He was surprised again to learn that more than 360 Koreans had graduated from the highly rated American boarding school since it opened in 1879 and that a third of them showed up at a gala dinner held at the COEX Intercontinental Hotel in southern Seoul last Wednesday.
By the end of the year, they plan to have formed their alumni association with the promised support of the head of the American school.
“I came here to see the Korean graduates, to meet with their parents and the prospective families,” said Thomas H. Sturtevant, the head of Northfield Mount Hermon School, who visited Korea for the first time to attend the gala dinner.
“Out of all the nations in Asia, Korea has the most graduates in our school,” he said. “And the graduates from our school turned out to be leaders in all of the major sectors in the Korean economy.”
The first Korean joined the old school on the east coast of the United States in 1889, at a time when Korea’s last royal dynasty was coming to an end as it opened up to Western culture.
Dwight L. Moody, the founder of the school, was a Christian evangelist who sent more than 20 missionaries to Korea.
“He [Moody] literally had contact with Korea in the 1800s and those who worked with the Christian missionaries were identified as the ones who wanted to benefit from the kind of education we provided.” said Mr. Sturtevant.
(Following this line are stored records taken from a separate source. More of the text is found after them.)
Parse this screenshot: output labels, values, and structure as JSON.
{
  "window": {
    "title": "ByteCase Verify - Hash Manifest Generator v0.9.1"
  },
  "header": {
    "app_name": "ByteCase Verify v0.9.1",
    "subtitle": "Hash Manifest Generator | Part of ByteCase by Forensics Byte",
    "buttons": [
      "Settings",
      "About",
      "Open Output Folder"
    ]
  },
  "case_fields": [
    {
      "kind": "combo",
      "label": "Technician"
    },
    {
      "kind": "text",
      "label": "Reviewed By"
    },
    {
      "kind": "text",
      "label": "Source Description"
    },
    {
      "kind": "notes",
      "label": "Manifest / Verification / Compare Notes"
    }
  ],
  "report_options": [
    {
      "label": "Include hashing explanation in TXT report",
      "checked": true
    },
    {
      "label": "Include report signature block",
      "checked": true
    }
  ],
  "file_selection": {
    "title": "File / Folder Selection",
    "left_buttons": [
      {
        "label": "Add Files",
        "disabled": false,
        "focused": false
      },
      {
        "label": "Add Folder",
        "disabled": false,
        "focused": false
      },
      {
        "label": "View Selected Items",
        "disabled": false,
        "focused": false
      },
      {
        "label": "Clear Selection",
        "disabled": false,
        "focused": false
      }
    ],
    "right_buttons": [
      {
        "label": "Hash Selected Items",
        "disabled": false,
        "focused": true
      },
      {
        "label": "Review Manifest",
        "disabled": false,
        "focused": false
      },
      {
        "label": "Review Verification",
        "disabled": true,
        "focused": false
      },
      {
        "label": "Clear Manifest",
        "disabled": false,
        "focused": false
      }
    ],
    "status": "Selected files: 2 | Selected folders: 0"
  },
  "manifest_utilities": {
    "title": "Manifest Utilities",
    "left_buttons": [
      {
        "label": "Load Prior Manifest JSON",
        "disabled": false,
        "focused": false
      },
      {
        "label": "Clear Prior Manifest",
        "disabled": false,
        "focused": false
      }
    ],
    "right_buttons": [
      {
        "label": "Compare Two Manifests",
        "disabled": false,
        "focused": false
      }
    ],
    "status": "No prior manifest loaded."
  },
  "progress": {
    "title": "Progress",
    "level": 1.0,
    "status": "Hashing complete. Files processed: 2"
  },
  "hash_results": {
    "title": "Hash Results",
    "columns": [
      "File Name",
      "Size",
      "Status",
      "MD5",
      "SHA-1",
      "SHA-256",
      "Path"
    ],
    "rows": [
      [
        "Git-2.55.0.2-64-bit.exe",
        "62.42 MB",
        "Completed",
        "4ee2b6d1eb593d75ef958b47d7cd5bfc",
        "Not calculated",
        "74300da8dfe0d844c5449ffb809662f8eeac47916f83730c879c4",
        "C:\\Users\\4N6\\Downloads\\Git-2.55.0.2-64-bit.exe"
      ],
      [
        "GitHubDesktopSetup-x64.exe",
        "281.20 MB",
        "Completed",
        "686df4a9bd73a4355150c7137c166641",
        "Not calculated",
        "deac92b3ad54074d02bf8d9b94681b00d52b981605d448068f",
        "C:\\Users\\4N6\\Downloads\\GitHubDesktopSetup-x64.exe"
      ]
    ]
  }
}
The first Korean to study at the school was Park Hui-byeong (1871-1907), who went to the United States after studying in Japan with his friend, Lee Gang, the second son of King Gojong, virtually the last king of Korea.
Mr. Park initially planned to become a pastor, but he joined a group of Koreans residing abroad who planned an independence movement against Japanese colonial rule. Mr. Park died at the age of 37 of unknown causes.